Psalm 22:11 (ESV) … “Be not far from me, for trouble is near, and there is none to help.”
Here David lifts up his eyes, looks down the long corridor of time, and sees in striking detail the crucifixion of the Messiah who was yet to come.
We have to call this a psalm of prophecy—even as the apostle Peter referred to Psalm 132 as a psalm of prophecy (Acts 2:30–31)—because we can find nothing in David’s life that would require the language he uses in these verses and because we do find the cross of Christ answering detail after detail of the psalm.
Some have suggested that this prediction of the cross is so exact that it makes us think it had to be written by one standing at the foot of the cross. But this is not the psalm of an observer reporting an event. It was written almost a thousand years before the event, and it is written in the first person. Here we have one telling about his own experience. We have to say, therefore, that this psalm is the result of the Spirit of God taking over the pen of David in a strange and marvelous way so he, David, was able to write the very words of the Messiah himself.

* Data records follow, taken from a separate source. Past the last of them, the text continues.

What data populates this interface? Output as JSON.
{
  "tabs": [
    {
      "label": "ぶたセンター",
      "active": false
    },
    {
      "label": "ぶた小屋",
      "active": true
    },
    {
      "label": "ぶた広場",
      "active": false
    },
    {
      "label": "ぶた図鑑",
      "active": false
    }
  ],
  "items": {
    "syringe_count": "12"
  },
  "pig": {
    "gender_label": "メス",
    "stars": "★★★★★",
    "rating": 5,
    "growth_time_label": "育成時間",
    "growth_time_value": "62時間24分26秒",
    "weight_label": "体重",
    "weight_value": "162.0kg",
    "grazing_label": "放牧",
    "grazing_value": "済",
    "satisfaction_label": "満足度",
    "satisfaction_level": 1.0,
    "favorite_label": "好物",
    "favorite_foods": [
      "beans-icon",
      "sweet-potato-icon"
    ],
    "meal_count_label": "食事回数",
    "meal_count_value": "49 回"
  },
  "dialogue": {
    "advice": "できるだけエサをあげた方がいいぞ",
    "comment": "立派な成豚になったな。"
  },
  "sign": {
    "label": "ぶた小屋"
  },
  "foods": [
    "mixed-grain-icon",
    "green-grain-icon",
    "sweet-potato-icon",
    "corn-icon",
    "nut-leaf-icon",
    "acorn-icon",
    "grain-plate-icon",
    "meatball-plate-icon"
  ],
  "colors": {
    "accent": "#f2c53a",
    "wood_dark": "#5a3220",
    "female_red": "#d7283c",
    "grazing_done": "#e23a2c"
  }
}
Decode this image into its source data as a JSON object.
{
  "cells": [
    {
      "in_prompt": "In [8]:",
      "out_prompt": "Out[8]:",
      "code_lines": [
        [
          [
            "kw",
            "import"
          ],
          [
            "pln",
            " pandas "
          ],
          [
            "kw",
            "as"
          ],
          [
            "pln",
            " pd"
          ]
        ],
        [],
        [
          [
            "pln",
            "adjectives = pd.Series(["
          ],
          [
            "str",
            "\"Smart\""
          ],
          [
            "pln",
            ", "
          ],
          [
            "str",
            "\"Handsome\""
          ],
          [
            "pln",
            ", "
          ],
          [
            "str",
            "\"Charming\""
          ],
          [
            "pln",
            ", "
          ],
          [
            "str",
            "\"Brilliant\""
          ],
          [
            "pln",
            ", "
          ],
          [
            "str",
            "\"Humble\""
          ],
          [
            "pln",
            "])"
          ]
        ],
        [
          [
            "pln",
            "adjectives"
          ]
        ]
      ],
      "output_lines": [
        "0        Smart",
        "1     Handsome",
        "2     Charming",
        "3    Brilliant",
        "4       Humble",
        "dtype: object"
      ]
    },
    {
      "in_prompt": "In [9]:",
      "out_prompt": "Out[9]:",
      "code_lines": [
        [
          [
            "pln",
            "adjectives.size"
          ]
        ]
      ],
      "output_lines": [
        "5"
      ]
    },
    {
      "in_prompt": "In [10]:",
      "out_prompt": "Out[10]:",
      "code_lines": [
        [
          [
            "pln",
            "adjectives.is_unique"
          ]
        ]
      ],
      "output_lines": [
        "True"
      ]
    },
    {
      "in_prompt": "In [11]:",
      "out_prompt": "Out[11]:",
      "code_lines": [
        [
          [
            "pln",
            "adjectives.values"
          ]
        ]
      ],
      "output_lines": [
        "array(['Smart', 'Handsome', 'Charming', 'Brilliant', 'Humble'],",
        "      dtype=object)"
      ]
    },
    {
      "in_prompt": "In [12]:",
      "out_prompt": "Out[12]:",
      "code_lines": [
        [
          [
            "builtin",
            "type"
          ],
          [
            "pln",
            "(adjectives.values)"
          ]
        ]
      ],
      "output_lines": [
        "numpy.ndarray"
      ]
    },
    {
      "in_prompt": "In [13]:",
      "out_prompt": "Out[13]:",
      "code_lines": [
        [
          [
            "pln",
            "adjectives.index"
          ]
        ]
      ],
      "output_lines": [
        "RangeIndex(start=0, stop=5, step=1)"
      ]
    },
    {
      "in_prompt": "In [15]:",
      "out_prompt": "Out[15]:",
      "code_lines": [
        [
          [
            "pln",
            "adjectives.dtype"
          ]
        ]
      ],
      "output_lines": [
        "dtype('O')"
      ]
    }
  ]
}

The psalm falls into two easily discernible sections. The first is the Messiah’s description of the crucifixion (vv. 1–21a). The second is his description of the results of the crucifixion (vv. 21b–31). We might say the psalm is divided between the Messiah’s experience on the cross and his exultation in the results of the cross.[1]
That’s the agony of the cross—that’s the agony of the cross. How can we sit unmoved? How can we ignore such love? How can we go idly our way when Jesus Christ paid that price for us? You say, “Well, did He really take my Hell? He was only there for six hours on the cross.” My dear friend, in six hours, Jesus suffered everything you’d suffer for eternity. He, being infinite, suffered in a finite period of time, what you, being finite, would suffer in an infinite period of time. The sins of the world were distilled upon Jesus, and eternities were compressed upon the Lord Jesus. And, the Bible says concerning Him, “There is no sorrow like my sorrow” (Lamentations 1:12). No one ever suffered—no one ever suffered, no one ever suffered—like Jesus—no one.
[1] Ellsworth, R. (2006). Opening up Psalms (pp. 193–194). Leominster: Day One Publications.